Woo has more than 30 years of financial and executive management experience, most recently as chief financial officer of Prestolite Electric, a manufacturer of alternator and starter motors for heavy-duty applications.
In addition to separate management teams, the two Rayoniers will also have completely separate boards of directors. Boynton, despite his years of experience with the company, will not have a seat on the Rayonier Inc. board of directors.
Boynton said it’s important for the two companies to have independence and if he stayed on the Rayonier Inc. board, he might get in the way. He said he learned that from his predecessor, Lee Thomas, who retired from the board of directors in 2012 a few months after stepping down as CEO.

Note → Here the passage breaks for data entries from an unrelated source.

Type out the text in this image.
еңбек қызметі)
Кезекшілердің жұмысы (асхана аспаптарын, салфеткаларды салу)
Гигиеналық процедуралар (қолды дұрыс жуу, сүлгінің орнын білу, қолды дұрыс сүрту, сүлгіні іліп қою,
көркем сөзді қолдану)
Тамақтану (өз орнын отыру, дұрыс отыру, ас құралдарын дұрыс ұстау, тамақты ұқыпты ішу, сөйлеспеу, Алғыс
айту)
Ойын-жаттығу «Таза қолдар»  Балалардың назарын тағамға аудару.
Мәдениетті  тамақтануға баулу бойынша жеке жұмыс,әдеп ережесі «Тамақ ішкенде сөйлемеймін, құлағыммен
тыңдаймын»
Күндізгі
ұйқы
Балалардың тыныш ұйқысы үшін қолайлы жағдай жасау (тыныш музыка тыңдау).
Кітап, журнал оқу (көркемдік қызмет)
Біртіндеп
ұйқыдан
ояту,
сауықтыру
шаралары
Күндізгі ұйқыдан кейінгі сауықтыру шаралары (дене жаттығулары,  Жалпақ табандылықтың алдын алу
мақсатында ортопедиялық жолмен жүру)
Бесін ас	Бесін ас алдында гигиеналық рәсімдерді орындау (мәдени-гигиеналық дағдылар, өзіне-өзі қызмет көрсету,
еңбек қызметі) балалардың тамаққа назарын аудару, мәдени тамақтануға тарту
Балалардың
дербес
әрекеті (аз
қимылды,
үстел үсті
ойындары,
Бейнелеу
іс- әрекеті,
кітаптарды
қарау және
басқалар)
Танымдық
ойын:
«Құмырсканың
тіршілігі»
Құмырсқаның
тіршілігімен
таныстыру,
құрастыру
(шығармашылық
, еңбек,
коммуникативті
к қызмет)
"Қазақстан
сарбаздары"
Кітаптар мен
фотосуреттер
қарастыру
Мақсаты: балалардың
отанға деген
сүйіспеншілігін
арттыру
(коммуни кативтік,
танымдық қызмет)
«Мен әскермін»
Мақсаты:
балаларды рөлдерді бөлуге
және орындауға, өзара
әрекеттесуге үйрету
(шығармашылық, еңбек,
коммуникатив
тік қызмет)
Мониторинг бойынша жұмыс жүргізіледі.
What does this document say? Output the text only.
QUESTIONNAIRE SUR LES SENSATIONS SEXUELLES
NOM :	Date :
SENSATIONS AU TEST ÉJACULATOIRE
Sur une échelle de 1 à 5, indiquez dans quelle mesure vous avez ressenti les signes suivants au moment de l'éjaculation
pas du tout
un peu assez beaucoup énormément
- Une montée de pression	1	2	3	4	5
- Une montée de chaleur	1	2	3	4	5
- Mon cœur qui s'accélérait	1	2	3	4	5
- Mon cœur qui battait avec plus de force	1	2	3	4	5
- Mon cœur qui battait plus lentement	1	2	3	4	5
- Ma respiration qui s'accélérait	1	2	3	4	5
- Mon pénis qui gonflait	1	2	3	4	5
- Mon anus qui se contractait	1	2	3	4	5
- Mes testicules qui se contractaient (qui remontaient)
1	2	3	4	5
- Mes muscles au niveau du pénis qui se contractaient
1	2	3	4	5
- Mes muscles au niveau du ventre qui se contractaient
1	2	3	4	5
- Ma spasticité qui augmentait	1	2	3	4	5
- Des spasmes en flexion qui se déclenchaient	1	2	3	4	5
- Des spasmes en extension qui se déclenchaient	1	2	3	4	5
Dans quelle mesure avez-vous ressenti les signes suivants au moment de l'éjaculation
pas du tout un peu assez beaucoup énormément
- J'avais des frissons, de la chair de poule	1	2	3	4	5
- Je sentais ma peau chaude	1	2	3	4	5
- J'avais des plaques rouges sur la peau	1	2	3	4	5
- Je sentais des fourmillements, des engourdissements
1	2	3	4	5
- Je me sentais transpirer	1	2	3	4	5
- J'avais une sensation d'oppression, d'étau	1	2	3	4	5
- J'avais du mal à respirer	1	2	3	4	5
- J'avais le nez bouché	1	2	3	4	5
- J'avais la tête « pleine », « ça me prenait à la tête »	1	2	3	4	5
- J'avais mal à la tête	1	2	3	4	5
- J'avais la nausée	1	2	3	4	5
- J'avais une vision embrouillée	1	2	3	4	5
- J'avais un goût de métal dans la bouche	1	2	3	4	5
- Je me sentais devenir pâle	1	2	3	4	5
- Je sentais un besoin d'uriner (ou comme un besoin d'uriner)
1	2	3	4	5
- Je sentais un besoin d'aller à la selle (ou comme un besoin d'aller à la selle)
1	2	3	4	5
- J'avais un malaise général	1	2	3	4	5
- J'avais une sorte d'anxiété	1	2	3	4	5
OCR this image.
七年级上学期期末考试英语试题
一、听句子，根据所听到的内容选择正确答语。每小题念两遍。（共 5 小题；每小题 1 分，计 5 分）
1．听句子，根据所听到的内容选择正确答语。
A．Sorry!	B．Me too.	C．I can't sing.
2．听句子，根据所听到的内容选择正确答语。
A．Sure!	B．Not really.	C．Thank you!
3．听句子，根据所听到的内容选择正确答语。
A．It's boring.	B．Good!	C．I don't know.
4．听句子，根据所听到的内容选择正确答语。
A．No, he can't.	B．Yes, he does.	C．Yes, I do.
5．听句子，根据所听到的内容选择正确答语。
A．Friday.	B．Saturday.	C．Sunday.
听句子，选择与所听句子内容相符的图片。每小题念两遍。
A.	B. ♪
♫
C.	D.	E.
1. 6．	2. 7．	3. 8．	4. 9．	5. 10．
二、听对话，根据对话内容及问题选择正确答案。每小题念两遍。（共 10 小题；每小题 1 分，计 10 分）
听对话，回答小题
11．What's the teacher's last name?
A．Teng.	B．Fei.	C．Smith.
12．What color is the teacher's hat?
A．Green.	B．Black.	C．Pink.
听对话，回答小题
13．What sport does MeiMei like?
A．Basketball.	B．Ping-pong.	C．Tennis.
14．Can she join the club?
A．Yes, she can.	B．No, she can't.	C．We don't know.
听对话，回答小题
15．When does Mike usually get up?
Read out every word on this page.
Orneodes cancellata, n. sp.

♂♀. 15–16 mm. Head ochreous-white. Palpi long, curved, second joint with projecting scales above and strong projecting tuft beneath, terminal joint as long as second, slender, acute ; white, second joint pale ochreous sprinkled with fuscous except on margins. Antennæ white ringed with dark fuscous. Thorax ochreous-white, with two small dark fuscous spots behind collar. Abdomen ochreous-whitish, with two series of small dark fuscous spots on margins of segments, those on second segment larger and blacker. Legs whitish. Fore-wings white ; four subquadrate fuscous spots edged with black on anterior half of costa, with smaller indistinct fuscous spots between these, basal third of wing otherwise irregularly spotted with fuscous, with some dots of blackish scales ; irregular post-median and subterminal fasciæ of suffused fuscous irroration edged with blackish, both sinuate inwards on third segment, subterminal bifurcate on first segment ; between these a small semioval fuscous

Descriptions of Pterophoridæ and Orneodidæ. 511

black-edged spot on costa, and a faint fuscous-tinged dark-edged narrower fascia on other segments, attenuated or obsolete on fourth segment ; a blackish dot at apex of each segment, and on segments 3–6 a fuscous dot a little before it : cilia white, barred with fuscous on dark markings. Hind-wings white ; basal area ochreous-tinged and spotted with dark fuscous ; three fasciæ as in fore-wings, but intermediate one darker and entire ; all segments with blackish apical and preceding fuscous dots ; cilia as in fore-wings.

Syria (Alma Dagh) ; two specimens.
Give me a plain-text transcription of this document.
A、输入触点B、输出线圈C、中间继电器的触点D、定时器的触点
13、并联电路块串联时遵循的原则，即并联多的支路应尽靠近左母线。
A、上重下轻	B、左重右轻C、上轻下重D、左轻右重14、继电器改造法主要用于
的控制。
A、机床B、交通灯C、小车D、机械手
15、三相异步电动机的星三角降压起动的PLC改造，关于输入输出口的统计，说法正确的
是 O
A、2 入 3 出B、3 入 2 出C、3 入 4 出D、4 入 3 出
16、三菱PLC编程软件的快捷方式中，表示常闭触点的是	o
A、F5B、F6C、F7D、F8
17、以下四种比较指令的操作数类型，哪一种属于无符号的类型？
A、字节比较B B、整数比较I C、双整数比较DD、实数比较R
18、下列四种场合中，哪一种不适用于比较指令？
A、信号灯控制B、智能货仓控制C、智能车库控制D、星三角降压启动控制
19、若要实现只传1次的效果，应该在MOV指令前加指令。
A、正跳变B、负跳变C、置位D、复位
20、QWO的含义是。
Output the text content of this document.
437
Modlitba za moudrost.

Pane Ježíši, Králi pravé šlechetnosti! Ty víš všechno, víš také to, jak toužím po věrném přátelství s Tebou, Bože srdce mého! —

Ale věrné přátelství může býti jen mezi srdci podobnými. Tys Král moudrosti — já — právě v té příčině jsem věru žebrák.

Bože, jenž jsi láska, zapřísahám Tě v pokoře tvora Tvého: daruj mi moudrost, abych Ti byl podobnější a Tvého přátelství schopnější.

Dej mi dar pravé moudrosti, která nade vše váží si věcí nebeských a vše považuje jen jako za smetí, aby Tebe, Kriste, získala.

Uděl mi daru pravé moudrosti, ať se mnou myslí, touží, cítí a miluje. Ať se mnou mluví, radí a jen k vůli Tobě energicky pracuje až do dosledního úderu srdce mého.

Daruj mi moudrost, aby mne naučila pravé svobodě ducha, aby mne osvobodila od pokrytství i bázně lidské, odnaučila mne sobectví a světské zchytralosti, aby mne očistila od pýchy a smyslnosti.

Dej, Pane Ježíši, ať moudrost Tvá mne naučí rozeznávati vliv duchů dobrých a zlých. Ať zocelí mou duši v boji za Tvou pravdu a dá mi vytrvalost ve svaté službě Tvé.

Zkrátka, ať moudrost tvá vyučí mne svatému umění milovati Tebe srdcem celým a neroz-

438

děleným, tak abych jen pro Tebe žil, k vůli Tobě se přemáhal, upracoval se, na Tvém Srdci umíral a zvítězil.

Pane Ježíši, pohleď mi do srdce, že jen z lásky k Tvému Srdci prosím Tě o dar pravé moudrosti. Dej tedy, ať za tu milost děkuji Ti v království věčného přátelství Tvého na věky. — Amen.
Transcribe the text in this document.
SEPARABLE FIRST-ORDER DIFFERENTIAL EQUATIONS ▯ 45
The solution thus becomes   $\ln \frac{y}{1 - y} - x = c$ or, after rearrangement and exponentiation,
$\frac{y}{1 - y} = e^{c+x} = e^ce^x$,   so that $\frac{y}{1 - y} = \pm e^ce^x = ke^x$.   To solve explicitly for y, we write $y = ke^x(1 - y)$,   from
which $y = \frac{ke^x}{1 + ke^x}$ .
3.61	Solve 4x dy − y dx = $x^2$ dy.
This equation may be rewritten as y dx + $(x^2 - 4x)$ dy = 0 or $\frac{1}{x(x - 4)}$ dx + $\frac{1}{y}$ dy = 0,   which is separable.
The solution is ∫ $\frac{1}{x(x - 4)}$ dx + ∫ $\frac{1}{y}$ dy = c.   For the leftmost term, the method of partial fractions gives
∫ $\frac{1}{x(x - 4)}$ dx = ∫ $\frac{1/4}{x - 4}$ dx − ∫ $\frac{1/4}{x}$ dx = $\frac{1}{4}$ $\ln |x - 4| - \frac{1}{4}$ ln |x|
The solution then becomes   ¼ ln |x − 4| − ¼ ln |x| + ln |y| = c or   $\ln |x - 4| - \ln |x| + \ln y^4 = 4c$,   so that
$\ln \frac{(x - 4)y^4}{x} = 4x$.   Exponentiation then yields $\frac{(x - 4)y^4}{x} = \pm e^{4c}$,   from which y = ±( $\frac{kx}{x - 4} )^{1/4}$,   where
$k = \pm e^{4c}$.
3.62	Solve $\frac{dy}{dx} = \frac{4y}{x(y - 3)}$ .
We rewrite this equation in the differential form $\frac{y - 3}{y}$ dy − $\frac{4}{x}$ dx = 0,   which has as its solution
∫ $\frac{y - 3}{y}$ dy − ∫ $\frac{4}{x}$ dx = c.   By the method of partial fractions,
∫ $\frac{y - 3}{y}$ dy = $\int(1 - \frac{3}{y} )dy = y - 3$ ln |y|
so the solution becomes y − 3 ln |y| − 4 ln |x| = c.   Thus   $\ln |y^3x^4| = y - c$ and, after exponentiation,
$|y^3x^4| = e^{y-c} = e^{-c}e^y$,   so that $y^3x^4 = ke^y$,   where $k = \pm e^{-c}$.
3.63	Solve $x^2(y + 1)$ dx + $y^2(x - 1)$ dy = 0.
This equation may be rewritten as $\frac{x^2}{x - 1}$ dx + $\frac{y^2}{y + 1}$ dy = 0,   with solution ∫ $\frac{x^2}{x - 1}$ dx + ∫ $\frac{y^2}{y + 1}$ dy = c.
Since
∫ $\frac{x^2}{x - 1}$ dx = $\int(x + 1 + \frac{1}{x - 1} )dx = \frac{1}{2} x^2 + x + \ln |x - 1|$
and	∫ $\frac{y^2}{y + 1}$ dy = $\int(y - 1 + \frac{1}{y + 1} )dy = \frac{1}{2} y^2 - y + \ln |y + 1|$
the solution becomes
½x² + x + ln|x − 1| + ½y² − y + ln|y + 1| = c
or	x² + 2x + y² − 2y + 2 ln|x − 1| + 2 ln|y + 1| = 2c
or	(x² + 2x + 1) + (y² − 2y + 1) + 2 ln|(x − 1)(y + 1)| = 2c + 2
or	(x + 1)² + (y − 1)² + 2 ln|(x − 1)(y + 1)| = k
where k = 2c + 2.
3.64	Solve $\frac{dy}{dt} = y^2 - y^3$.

Boynton will remain a Rayonier Inc. shareholder. According to the company’s recent proxy statement, he had nearly 500,000 shares and exercisable options of Rayonier stock.
“I’m highly vested today and will be in the future,” he said.
Boynton and Nunes are heading out on the road this week for separate meetings with analysts and investors to promote the two companies’ stocks.
They said it may take more work to educate Wall Street on the performance fibers business of Rayonier Advanced Materials than the timber and real estate business of Rayonier Inc.
“You’ve got an established timber investor community” that knows Rayonier, Nunes said.
It may be confusing to some investors to have two companies with the Rayonier name. However, Boynton said it was more important for the continuity of long-standing customers of the performance fibers business to keep the Rayonier name with that business.
“The average customer has been with us for 45 years,” he said, including one customer that has an 82-year relationship with the business.
It may be convenient to at least come up with a shorthand name for Rayonier Advanced Materials. For example, Jacksonville-based Fidelity National Financial Inc. spun off Fidelity National Information Services Inc. as a separate public company. While its official name remains Fidelity National Information Services, the spinoff company refers to itself as FIS.
Boynton said company officials have not yet thought of a shorter reference for Rayonier Advanced Materials.
The companies expect the
spinoff to be completed June 27, with the new shares of Rayonier Advanced Materials scheduled to being trading on the New York Stock Exchange on Monday, June 30, under the ticker symbol “RYAM.”
Rayonier Inc. will continue trading under its “RYN” ticker symbol.
There are a couple of details that need to be completed. The companies are still waiting for final approvals from the Securities and Exchange Commission and the Internal Revenue Service for the spinoff plan, but those are expected soon.
“Other than that, everything is in place,” Boynton said.